By this time, Bob Wein had once again assumed operational control of WTSX and WDLC, however, the jingles and advertisers which the station had been using were Clear Channel's, and as a result, the station had no jingles or advertisers for a few days. The oldies format deepened to include the hits of 1955 to 1990. The station was announcing that they were "building a new radio station". By November, another local owner took over operations of the station, while Bob Wein retained ownership. New on-air personalities were added, and jingles and advertisers were finally back. It was thought that WTSX Fox 96.7 would remain an oldies station.

Then, in January 2005, Fox 96.7 dropped most of the pre-1964 oldies. Port Jervis Broadcasting bought the station from Bob Wein. In March 2005, they began a local marketing agreement with WGNY-FM in Newburgh. The two stations combined airstaffs. Each station would have their own local show, and local news was brought back. However, after the local morning show each day, both stations shadowcast, meaning they both had the same announcers after 10 a.m., but played different songs at different times. More 1980s and 1990s music was added as well as some current and recent product. The station were then known as Fox 96.7/Fox 103.1, and began playing an uptempo, gold-based rock, leaning adult contemporary format. Concurrently, WDLC began simulcasting a 1955 to 1972 oldies format with WGNY AM in Newburgh.

In November 2006, WTSX separated from WGNY-FM, and began airing a country music format. Bob-O continued to do the morning show. other daily shows included local personality Mike Coleman's "Coleman Corral", and "Radio Ranch".

On August 2, 2008, WTSX returned to a simulcast of WGNY-FM with local breaks.
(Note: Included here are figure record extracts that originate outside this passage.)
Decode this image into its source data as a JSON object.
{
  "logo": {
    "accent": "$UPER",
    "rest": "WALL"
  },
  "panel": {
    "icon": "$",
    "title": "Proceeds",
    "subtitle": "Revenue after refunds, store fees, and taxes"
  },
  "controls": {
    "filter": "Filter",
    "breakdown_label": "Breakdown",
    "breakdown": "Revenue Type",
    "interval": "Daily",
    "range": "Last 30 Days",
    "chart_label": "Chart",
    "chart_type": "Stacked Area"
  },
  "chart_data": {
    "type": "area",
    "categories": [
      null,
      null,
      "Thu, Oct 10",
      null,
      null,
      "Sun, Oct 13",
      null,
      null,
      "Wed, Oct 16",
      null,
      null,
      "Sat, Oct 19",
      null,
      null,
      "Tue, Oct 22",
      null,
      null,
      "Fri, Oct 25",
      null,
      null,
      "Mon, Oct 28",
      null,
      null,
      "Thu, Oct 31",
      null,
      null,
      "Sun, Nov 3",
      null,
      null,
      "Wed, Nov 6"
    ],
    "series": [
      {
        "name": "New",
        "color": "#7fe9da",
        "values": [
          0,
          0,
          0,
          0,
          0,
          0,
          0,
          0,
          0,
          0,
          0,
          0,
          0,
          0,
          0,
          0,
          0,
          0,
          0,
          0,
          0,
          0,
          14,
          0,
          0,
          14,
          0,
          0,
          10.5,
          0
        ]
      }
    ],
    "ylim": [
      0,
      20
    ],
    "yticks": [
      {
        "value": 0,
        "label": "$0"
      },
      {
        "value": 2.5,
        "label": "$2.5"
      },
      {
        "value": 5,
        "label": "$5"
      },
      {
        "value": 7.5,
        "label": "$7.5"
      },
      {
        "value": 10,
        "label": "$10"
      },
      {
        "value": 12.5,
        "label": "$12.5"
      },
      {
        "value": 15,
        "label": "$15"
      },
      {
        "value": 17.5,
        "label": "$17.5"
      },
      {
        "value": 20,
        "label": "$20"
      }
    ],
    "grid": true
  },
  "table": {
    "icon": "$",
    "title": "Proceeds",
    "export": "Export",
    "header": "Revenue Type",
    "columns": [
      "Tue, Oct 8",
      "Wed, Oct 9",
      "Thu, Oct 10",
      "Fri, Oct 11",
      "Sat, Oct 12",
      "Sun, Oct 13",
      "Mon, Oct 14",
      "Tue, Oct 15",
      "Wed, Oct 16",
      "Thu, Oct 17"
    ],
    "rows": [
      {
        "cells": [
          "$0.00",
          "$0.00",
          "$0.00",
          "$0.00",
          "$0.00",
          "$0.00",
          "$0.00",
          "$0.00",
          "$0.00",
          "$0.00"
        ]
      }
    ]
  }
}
The combined stations were known as Fox 96.7 and Fox 103.1. Arbitron public ratings of WTSX steadily declined in both the Sussex and Newburgh-Middletown markets after the return of the simulcast.

In 2011, WTSX was required to move its coverage and city of license from Port Jervis to Lehman Township, because of WCTZ (96.7 FM) in Port Chester, New York, moving into the New York City market. The local marketing agreement of Fox 96.7 and Fox 103.1 ended on March 1, 2012, and WTSX began playing classic hits. Bud Williamson’s Digital Radio Broadcasting, owner of WYNY in Milford, converted its local marketing agreement with WDLC and WTSX into a $300,000 purchase from Neversink Broadcasting Company, LLC. On May 24, 2012, the station's license was assigned to Neversink Radio, LLC and the station's call sign was changed to WABT. Greta Latona, a former Marconi Award nominee, was the midday host at the station. In 2022, the station announced a sale to Southern Belle, LLC and Seven Mountains Media of NY LLC.

Seven Mountains Media agreed to purchase WABT and translator W247AE for $400,000 in November 2022. On March 8, 2023, WABT swapped formats with new sister station WVPO (840 AM), becoming "Bigfoot Country 96.7/97.3"; the WVPO call sign also moved to 96.7, with 840 AM and its 103.1 FM translator assuming WABT's classic hits format as WPCO.